James Thurber

The Pseudonym

Acton Bell. Lemony Snicket. A Lady. Wondrous pseudonyms, all.

I wanted my own. I wanted it to be so quirky and weird that it could not possibly be anyone’s real name (Dan Handler, you are my hero!). Happily, I found inspiration in James Thurber’s book, The Thirteen Clocks. Mr. Thurber includes several very clever limericks in his tale of tears and laughter. This one is my favorite:

“A dehoy who was terribly hobble,

Cast only stones that were cobble

And bats that were ding,

From a shot that was sling,

But he never hit inks that were bobble.”     —James Thurber, The Thirteen Clocks

This, to my mind, simply has to be a strong contender for The World’s Most Witty Limerick. Imagine, Mr. Thurber could find two sets of words (the -obble words and the -ing words) and cut them in half and successfully rhyme the first halves of those words in a clever poem. This is a feat of imagination and skill that affirms my faith in human invention.

(Side road: I have never held the limericks of Mr. Edward Lear in very high esteem. Far too often, he merely repeats the first line in the last line of his limericks. Lazy. Dull. Lacking in imagination. I just feel so empty inside when I have to read the same line twice in a short poem like a limerick.)

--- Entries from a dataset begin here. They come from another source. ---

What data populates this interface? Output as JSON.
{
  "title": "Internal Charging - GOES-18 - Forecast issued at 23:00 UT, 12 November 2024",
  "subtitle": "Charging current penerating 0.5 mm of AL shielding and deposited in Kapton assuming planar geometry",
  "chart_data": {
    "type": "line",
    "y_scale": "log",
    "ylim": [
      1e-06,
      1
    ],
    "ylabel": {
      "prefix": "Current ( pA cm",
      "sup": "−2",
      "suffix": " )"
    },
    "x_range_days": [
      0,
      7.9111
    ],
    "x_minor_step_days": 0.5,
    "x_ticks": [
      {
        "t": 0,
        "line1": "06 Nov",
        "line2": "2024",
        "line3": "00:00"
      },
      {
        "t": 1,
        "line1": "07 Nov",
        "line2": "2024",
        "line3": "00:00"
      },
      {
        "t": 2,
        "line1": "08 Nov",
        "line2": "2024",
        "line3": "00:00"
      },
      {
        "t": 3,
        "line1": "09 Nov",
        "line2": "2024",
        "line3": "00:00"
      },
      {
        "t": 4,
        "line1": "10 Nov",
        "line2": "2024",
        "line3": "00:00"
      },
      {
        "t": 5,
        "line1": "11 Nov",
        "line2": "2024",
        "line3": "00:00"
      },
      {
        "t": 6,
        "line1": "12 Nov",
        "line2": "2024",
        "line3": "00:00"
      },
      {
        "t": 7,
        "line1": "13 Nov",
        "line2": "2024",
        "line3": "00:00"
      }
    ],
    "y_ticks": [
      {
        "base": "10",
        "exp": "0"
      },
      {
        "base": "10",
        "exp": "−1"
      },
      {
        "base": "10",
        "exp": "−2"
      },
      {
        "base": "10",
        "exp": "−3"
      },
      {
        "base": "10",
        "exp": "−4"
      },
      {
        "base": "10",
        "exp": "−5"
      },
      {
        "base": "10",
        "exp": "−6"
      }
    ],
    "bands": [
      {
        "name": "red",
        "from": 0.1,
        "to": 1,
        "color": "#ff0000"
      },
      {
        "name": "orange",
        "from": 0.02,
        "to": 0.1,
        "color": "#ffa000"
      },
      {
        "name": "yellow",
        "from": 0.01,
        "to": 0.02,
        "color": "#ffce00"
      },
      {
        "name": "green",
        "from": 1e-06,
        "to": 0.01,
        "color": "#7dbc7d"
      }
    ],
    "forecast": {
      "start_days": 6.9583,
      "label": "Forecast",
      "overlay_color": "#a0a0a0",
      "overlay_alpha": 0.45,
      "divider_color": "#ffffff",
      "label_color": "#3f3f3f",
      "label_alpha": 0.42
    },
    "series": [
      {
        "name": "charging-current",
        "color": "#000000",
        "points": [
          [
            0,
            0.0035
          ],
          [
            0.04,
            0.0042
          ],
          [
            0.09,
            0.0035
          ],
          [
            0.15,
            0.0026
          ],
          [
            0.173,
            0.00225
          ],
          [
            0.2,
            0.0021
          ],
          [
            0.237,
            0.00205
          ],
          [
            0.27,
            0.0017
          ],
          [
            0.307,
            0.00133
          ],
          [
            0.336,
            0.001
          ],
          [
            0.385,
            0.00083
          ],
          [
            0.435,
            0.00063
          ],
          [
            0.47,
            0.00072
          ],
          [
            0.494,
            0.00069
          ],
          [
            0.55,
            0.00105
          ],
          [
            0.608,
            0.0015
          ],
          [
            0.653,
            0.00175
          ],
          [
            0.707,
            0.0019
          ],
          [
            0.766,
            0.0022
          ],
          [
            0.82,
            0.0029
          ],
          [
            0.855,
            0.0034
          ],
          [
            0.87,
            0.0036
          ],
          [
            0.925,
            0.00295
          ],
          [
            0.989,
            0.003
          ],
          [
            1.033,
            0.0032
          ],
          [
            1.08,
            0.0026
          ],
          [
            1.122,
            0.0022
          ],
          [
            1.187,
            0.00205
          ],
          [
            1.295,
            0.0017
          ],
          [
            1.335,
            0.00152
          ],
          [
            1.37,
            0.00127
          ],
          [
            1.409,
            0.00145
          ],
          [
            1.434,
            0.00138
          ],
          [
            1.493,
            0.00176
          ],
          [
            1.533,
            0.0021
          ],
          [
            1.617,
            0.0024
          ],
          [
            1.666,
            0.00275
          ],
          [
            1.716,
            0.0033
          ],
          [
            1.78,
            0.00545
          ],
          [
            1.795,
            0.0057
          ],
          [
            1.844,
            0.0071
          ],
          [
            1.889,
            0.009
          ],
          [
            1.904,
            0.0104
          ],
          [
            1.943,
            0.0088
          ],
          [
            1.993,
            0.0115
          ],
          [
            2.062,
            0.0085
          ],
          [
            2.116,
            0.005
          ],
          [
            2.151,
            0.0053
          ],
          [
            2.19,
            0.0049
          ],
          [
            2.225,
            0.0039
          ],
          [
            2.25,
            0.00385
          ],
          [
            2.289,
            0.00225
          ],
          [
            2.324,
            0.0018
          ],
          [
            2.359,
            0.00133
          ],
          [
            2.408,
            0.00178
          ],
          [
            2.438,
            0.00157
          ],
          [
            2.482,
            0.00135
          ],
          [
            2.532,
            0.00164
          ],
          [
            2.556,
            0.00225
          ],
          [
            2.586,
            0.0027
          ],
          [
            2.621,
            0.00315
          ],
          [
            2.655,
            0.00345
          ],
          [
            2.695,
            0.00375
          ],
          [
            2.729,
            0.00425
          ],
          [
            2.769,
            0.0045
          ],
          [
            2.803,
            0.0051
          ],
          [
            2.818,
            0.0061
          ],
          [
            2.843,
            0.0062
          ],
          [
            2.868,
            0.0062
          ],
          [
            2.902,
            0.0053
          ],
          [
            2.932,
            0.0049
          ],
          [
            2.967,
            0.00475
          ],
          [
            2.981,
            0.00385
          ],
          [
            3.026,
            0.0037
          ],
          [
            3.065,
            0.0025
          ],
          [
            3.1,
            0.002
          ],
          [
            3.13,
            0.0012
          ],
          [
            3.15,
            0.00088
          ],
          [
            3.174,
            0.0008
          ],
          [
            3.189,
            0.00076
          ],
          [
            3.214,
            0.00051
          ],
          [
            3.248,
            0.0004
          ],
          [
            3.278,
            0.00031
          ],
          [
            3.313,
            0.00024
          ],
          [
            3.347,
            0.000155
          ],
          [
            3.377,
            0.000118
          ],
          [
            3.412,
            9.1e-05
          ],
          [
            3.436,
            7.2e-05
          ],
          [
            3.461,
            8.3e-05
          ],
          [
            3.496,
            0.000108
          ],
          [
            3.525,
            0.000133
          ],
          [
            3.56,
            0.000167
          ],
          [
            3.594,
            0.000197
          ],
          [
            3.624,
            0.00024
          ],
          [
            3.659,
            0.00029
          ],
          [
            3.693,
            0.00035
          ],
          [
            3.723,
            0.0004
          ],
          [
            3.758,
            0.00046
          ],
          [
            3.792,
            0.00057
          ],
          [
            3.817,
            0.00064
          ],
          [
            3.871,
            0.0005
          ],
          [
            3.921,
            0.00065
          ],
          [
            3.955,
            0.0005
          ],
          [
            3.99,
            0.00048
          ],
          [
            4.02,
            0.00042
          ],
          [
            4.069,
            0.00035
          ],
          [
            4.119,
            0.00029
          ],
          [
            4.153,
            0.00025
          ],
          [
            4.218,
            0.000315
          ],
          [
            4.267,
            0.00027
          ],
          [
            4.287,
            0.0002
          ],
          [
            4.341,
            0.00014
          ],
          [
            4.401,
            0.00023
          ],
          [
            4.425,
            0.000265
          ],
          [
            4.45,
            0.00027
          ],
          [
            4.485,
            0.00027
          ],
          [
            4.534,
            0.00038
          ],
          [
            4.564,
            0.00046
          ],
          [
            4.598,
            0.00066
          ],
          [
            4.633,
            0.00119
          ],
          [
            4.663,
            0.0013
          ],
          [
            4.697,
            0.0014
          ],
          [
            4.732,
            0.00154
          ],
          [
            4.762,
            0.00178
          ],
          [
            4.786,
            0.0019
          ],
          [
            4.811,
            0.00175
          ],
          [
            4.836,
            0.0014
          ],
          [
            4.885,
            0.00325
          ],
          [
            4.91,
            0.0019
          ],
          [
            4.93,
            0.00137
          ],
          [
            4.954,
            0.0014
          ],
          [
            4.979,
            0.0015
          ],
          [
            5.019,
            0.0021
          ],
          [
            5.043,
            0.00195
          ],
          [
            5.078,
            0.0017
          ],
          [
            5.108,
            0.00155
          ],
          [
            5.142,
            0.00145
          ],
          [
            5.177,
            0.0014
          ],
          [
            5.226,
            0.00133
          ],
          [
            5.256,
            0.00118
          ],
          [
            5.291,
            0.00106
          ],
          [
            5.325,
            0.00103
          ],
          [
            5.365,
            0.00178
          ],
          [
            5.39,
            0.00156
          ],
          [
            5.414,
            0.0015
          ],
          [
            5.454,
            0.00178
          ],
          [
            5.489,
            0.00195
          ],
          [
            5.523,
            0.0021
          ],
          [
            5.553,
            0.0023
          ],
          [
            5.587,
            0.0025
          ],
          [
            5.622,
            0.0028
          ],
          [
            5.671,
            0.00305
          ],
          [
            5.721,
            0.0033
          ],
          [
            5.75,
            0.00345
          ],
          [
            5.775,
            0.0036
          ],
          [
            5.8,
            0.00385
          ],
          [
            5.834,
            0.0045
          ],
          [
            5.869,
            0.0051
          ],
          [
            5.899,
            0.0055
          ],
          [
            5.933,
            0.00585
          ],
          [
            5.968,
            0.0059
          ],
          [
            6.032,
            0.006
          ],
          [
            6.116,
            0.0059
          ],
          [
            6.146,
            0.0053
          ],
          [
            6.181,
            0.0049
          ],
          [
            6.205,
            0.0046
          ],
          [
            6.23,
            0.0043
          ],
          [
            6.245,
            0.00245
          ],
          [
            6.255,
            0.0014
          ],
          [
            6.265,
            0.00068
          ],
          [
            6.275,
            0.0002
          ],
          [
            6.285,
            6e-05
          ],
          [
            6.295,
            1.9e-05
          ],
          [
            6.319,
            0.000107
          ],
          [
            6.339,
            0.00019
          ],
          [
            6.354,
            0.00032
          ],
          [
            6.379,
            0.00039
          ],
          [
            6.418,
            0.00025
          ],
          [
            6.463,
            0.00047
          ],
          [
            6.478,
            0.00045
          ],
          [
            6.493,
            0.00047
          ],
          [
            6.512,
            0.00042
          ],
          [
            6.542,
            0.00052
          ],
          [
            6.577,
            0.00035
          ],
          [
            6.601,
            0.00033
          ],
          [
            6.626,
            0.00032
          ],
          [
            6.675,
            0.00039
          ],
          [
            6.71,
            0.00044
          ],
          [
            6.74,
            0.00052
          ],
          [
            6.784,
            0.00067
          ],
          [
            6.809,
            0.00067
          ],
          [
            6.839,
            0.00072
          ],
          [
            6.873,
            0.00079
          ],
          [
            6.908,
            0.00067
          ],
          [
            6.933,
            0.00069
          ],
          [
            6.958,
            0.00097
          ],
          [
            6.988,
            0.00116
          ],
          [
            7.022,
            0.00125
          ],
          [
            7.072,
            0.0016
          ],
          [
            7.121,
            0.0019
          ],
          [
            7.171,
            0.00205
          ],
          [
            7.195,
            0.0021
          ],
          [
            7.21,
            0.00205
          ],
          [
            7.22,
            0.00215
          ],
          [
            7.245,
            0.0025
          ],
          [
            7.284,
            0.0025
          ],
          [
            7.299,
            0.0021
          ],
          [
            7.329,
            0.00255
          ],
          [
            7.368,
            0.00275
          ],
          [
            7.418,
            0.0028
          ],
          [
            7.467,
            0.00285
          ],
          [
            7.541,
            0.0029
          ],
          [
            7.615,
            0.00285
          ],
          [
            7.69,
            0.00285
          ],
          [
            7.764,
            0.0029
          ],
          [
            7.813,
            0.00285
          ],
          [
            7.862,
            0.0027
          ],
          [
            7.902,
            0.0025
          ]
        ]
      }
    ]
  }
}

Not only is Mr. Thurber’s little poem a lot of fun to read, it has inspired me to what I hope and pray is an entirely original pseudonym: Hobbie DeHoy.

This is possibly Too Precious For Words. However, I cannot resist taking a pseudonym that is inspired by the poetic invention of James Thurber. And anyway, this is my blog and I’m allowed to slip into being a little too precious sometimes, as long as it’s not accompanied by an iPhone selfie. That last, I can safely promise my readers.